A lot of my classes begin with getting clear about why we do what we do.  If you’re a Realtor – why are you a realtor?  Why do you sell insurance?  Why are you self-employed?

The answer you come up with might be true or it might not.  Ultimately, something happened and you took an action.  Something else happened, and you took an action, and step by step by step, yadda, yadda, yadda, here you are, today doing whatever you do.  Married to whoever you’re married to.  Driving whichever car you drive.  Living in whatever place you’re living in.  You did this.  It didn’t happen by accident. And, it’s your life.

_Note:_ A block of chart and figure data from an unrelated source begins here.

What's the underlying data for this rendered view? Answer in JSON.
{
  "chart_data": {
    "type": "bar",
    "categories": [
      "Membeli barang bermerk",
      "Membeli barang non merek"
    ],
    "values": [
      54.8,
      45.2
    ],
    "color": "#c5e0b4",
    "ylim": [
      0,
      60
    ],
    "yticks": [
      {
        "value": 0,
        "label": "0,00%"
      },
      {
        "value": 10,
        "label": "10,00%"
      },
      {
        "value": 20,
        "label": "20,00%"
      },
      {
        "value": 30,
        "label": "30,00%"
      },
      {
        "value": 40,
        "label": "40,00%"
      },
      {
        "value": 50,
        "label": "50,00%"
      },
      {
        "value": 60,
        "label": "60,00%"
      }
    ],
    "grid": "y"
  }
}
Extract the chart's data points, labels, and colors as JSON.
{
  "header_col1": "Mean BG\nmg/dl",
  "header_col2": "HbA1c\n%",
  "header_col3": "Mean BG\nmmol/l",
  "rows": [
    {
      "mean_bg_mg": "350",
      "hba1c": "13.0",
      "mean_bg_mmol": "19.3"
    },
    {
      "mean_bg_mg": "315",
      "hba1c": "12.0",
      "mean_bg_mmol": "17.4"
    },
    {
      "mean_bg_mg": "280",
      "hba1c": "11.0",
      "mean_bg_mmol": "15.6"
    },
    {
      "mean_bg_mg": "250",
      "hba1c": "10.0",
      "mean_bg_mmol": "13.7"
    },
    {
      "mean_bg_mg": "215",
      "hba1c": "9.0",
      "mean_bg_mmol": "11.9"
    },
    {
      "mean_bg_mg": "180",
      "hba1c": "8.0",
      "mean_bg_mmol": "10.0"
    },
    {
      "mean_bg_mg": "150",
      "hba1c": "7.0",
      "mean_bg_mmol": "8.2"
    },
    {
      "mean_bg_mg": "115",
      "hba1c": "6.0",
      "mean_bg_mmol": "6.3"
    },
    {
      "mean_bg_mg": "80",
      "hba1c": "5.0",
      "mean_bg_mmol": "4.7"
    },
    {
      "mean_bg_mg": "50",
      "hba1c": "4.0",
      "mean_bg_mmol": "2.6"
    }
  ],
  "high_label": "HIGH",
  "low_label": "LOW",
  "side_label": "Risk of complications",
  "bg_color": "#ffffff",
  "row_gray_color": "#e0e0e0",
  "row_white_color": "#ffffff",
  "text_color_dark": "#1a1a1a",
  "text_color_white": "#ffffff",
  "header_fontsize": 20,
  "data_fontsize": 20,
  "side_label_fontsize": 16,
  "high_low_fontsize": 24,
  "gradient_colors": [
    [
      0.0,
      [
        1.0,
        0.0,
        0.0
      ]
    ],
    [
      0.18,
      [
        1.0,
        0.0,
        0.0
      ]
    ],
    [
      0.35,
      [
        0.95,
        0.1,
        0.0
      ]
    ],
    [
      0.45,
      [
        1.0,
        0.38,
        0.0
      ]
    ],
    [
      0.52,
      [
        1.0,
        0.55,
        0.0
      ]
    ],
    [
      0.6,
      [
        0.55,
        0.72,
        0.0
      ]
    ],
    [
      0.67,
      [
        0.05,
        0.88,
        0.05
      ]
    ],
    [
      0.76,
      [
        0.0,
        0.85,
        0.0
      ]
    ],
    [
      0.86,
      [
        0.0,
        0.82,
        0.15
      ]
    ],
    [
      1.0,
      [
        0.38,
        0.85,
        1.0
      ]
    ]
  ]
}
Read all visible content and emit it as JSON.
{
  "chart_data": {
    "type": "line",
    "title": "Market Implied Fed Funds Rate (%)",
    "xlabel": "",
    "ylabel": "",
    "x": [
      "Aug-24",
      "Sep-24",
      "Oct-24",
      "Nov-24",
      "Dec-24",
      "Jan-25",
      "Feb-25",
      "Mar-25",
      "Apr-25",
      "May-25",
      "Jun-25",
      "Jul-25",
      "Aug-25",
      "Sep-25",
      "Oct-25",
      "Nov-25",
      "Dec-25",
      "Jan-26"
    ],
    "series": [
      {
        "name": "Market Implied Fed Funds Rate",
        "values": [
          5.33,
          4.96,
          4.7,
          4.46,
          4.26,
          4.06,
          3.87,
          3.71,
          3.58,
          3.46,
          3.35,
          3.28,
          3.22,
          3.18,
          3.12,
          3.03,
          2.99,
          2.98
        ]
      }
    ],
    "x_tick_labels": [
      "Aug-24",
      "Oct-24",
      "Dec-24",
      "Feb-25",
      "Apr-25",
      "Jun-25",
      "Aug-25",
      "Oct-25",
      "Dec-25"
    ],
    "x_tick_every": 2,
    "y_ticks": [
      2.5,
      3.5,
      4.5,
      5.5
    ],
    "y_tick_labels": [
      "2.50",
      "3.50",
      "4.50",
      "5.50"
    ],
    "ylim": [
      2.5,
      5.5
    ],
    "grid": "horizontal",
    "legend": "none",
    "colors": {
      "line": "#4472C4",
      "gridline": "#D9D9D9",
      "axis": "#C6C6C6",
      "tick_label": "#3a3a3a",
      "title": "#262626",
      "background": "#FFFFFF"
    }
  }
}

None of this was specifically pre-ordained and I would argue, that for most of us, not a lot of it was planned.  And if it was planned, was it planned in response to some event?  I have a friend who hoards his money.  Growing up, his father was a gambler and often left the family in the lurch for money.  He promised to never do that when he was adult, so he invests, saves and hoards as a response.  He set up his own wiring and is now “stuck” with that why — and no amount of money in the bank will ever be enough to change his behavior. Unless….

When we can identify where out “wiring” comes from, we can then do something about it.  This is what I call “drawing a door.” Humans are merely stimulus response machines, and our responses get programmed over the years. When we can distinguish a thought process as one we created as a response to some past experience, we can then intervene and create new, more empowering responses.

Victor Frankl, author of “Man’s Search For Meaning” says, “Between stimulus and response there is a space. In that space is our power to choose our response. In our response lies our growth and our freedom.”  As far as we know, of the creatures on earth, humans are unique in this ability. Why not plug in to allow us to create more freedom and more choice in our lives?

I have always stressed over money.  Thinking about money brings on a level of anxiety and stress that is so familiar I wouldn’t know how to handle ease around it.  But I am shifting that response.  Last year I participated in a wealth building class that not only taught me more about managing money but also helped me understand my juvenile attitudes towards it and a more mature way to manage my money.  I stress less now than I ever did.  I have brought faith and trust and an action plan into my money management.  I have never been homeless.  I have never missed a meal due to poverty.  My money anxiety was a learned motivational response, and I am reprogramming that response with a focus on my why and a trust that it will go the way I am focused on having it go.

When we look at our why, we could look at past experiences that created a response to a threat or fear, real or perceived, that fixed a response we continue to justify and suffer with – or be empowered by it.  But have you actually investigated it? 

We could look at a why from a commitment to a future.  People become doctors because they genuinely want to heal others and have a love of caring for and making people well.  My friend Brad became an insurance agent to help people protect themselves from unforeseen accidents and trauma.  He was protected when his family was blindsided by a major illness, and he wants to make sure every family is protected.  Perhaps his choice of professions was guided by circumstance and reaction, but what drives him to be successful, what motivates him to get up every day and make phone call and quote leads is his why – his vision to protect families and hard-earned wealth.

A why can be a default response, a belief in that’s how it needs to be.  Or it can be created, as a vision for future that inspires you. 

Why does it matter?  Are we living life by default or are we creating our own experience that leaves us inspired, motivated, energized and fulfilled or just slogging through another day?